Que pensez-vous de l’attitude des féministes occidentales par rapport à ce conflit ?

Il peut sembler peu honorable, pour une féministe, de critiquer le mouvement féministe mondial… A moins que ce mouvement ne se range pas du côté des femmes victimes. Nombreux sont ceux qui ont souligné le silence des féministes sur les viols et les crimes commis par le Hamas le 7 octobre, et j’en fais partie. La tragédie pour ces femmes, prises en otages et violées par le Hamas, c’est aussi qu’après le 7 octobre il y a eu les 8, 9 et 10 octobre, jusqu’à aujourd’hui, sans qu’aucune révolte mondiale des femmes n’ait eu lieu, comme il y a six ans, après que plusieurs célébrités hollywoodiennes ont partagé leurs témoignages. Les viols horribles et systématiques de femmes et d’enfants ukrainiens par des Russes n’ont pas non plus déclenché de révolution. Rappelons, aussi, le silence du mouvement féministe mondial face aux crimes commis contre les femmes iraniennes.
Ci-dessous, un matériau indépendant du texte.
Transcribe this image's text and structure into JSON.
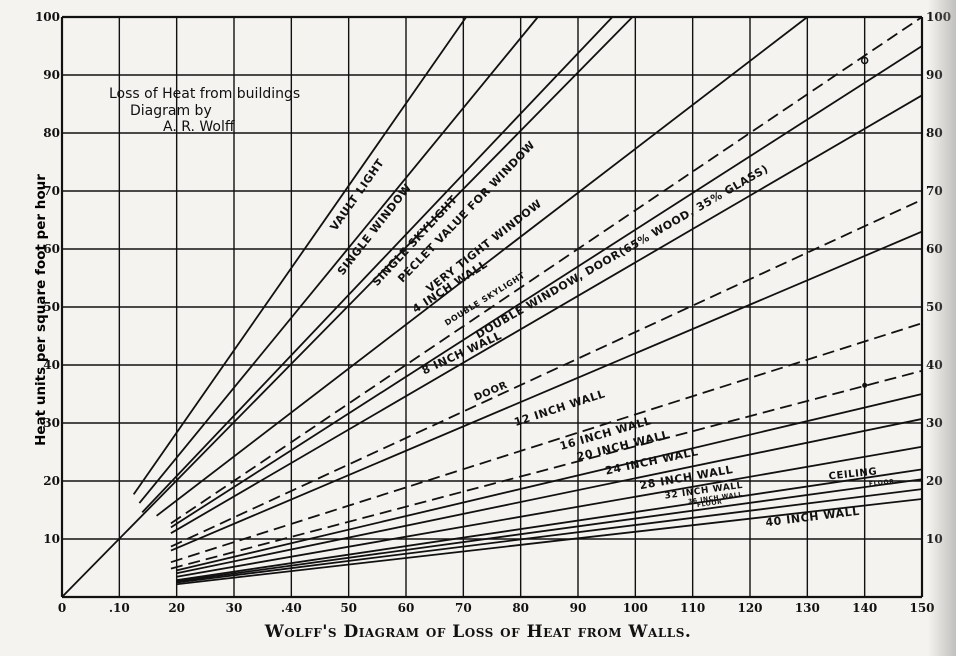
{
  "caption": "Wolff's Diagram of Loss of Heat from Walls.",
  "chart_data": {
    "type": "line",
    "title": "Loss of Heat from buildings",
    "subtitle": [
      "Diagram by",
      "A. R. Wolff"
    ],
    "xlabel": "",
    "ylabel": "Heat units per square foot per hour",
    "xlim": [
      0,
      150
    ],
    "ylim": [
      0,
      100
    ],
    "grid": true,
    "x_ticks": [
      "0",
      ".10",
      "20",
      "30",
      ".40",
      "50",
      "60",
      "70",
      "80",
      "90",
      "100",
      "110",
      "120",
      "130",
      "140",
      "150"
    ],
    "y_ticks_left": [
      "",
      "10",
      "20",
      "30",
      "40",
      "50",
      "60",
      "70",
      "80",
      "90",
      "100"
    ],
    "y_ticks_right": [
      "",
      "10",
      "20",
      "30",
      "40",
      "50",
      "60",
      "70",
      "80",
      "90",
      "100"
    ],
    "series": [
      {
        "name": "Vault Light",
        "style": "solid",
        "x": [
          12.5,
          70.5
        ],
        "y": [
          17.7,
          100
        ]
      },
      {
        "name": "Single Window",
        "style": "solid",
        "x": [
          13.5,
          83
        ],
        "y": [
          16.2,
          100
        ]
      },
      {
        "name": "Single Skylight",
        "style": "solid",
        "x": [
          14,
          96
        ],
        "y": [
          14.6,
          100
        ]
      },
      {
        "name": "Peclet Value for Window",
        "style": "solid",
        "x": [
          0,
          99.5
        ],
        "y": [
          0,
          100
        ]
      },
      {
        "name": "Very Tight Window",
        "style": "solid",
        "x": [
          16.5,
          130
        ],
        "y": [
          14,
          100
        ]
      },
      {
        "name": "4 Inch Wall",
        "style": "dashed",
        "x": [
          19,
          150
        ],
        "y": [
          12.7,
          100
        ]
      },
      {
        "name": "Double Skylight",
        "style": "solid",
        "x": [
          19,
          150
        ],
        "y": [
          12,
          95
        ]
      },
      {
        "name": "Double Window, Door (65% Wood, 35% Glass)",
        "style": "solid",
        "x": [
          19,
          150
        ],
        "y": [
          11,
          86.5
        ]
      },
      {
        "name": "8 Inch Wall",
        "style": "dashed",
        "x": [
          19,
          150
        ],
        "y": [
          8.7,
          68.5
        ]
      },
      {
        "name": "Door",
        "style": "solid",
        "x": [
          19,
          150
        ],
        "y": [
          8,
          63
        ]
      },
      {
        "name": "12 Inch Wall",
        "style": "dashed",
        "x": [
          19,
          150
        ],
        "y": [
          6,
          47.2
        ]
      },
      {
        "name": "16 Inch Wall",
        "style": "dashed",
        "x": [
          19,
          150
        ],
        "y": [
          4.9,
          39
        ]
      },
      {
        "name": "20 Inch Wall",
        "style": "solid",
        "x": [
          20,
          150
        ],
        "y": [
          4.6,
          35
        ]
      },
      {
        "name": "24 Inch Wall",
        "style": "solid",
        "x": [
          20,
          150
        ],
        "y": [
          4.1,
          30.7
        ]
      },
      {
        "name": "28 Inch Wall",
        "style": "solid",
        "x": [
          20,
          150
        ],
        "y": [
          3.5,
          25.9
        ]
      },
      {
        "name": "32 Inch Wall / Ceiling",
        "style": "solid",
        "x": [
          20,
          150
        ],
        "y": [
          2.9,
          22
        ]
      },
      {
        "name": "36 Inch Wall / Floor",
        "style": "solid",
        "x": [
          20,
          150
        ],
        "y": [
          2.7,
          20.3
        ]
      },
      {
        "name": "Floor",
        "style": "solid",
        "x": [
          20,
          150
        ],
        "y": [
          2.5,
          18.6
        ]
      },
      {
        "name": "40 Inch Wall",
        "style": "solid",
        "x": [
          20,
          150
        ],
        "y": [
          2.2,
          16.9
        ]
      }
    ],
    "annotations": [
      {
        "text": "VAULT LIGHT",
        "x": 52,
        "y": 69,
        "angle": -55,
        "size": 11
      },
      {
        "text": "SINGLE WINDOW",
        "x": 55,
        "y": 63,
        "angle": -52,
        "size": 11
      },
      {
        "text": "SINGLE SKYLIGHT",
        "x": 62,
        "y": 61,
        "angle": -47,
        "size": 11
      },
      {
        "text": "PECLET VALUE  FOR WINDOW",
        "x": 71,
        "y": 66,
        "angle": -46,
        "size": 11
      },
      {
        "text": "VERY TIGHT WINDOW",
        "x": 74,
        "y": 60,
        "angle": -38,
        "size": 11
      },
      {
        "text": "4 INCH WALL",
        "x": 68,
        "y": 53,
        "angle": -33,
        "size": 11
      },
      {
        "text": "DOUBLE SKYLIGHT",
        "x": 74,
        "y": 51,
        "angle": -32,
        "size": 8
      },
      {
        "text": "DOUBLE WINDOW, DOOR(65% WOOD, 35% GLASS)",
        "x": 98,
        "y": 59,
        "angle": -30,
        "size": 11
      },
      {
        "text": "8 INCH WALL",
        "x": 70,
        "y": 41.5,
        "angle": -25,
        "size": 11
      },
      {
        "text": "DOOR",
        "x": 75,
        "y": 35,
        "angle": -23,
        "size": 10
      },
      {
        "text": "12 INCH WALL",
        "x": 87,
        "y": 32,
        "angle": -18,
        "size": 11
      },
      {
        "text": "16 INCH WALL",
        "x": 95,
        "y": 27.6,
        "angle": -16,
        "size": 11
      },
      {
        "text": "20 INCH WALL",
        "x": 98,
        "y": 25.5,
        "angle": -14,
        "size": 11
      },
      {
        "text": "24 INCH WALL",
        "x": 103,
        "y": 22.8,
        "angle": -12,
        "size": 11
      },
      {
        "text": "28 INCH WALL",
        "x": 109,
        "y": 20,
        "angle": -10,
        "size": 11
      },
      {
        "text": "CEILING",
        "x": 138,
        "y": 20.7,
        "angle": -6,
        "size": 10
      },
      {
        "text": "32 INCH WALL",
        "x": 112,
        "y": 17.9,
        "angle": -8,
        "size": 9
      },
      {
        "text": "36 INCH WALL",
        "x": 114,
        "y": 16.8,
        "angle": -8,
        "size": 6
      },
      {
        "text": "FLOOR",
        "x": 113,
        "y": 15.8,
        "angle": -8,
        "size": 6
      },
      {
        "text": "FLOOR",
        "x": 143,
        "y": 19.4,
        "angle": -6,
        "size": 6
      },
      {
        "text": "40 INCH WALL",
        "x": 131,
        "y": 13.2,
        "angle": -7,
        "size": 11
      }
    ],
    "markers": [
      {
        "x": 140,
        "y": 92.5,
        "shape": "circle"
      },
      {
        "x": 140,
        "y": 36.5,
        "shape": "dot"
      }
    ]
  }
}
Comment expliquez-vous ce silence ?

Le féminisme s’est toujours positionné comme un mouvement de gauche. Aujourd’hui, il est en train de perdre sa boussole morale, car il est entraîné dans de mauvaises directions idéologiques par la gauche elle-même. La convergence des luttes n’a abouti qu’à une divergence croissante entre les femmes. "L’occupation" est une raison pour beaucoup de se détourner des femmes israéliennes. Le soutien "impérialiste" des Etats-Unis en a également conduit beaucoup à négliger les filles et les femmes ukrainiennes violées et torturées. Et, bien sûr, "l’islamophobie" des manifestations contre le hidjab a été une raison d’abandonner les femmes iraniennes violées dans les prisons et tuées par le régime islamique.

Le féminisme ne peut pas et ne doit pas sacrifier les intérêts et l’unité des femmes pour les batailles idéologiques d’une certaine gauche, qui se perd dans le wokisme, la politique de l’identité et le relativisme. Les féministes ne peuvent être que dans un seul camp, celui des femmes. Nous n’avons aucune zone de convergence avec les fondamentalistes religieux et les régimes dictatoriaux. Et nous n’en aurons jamais.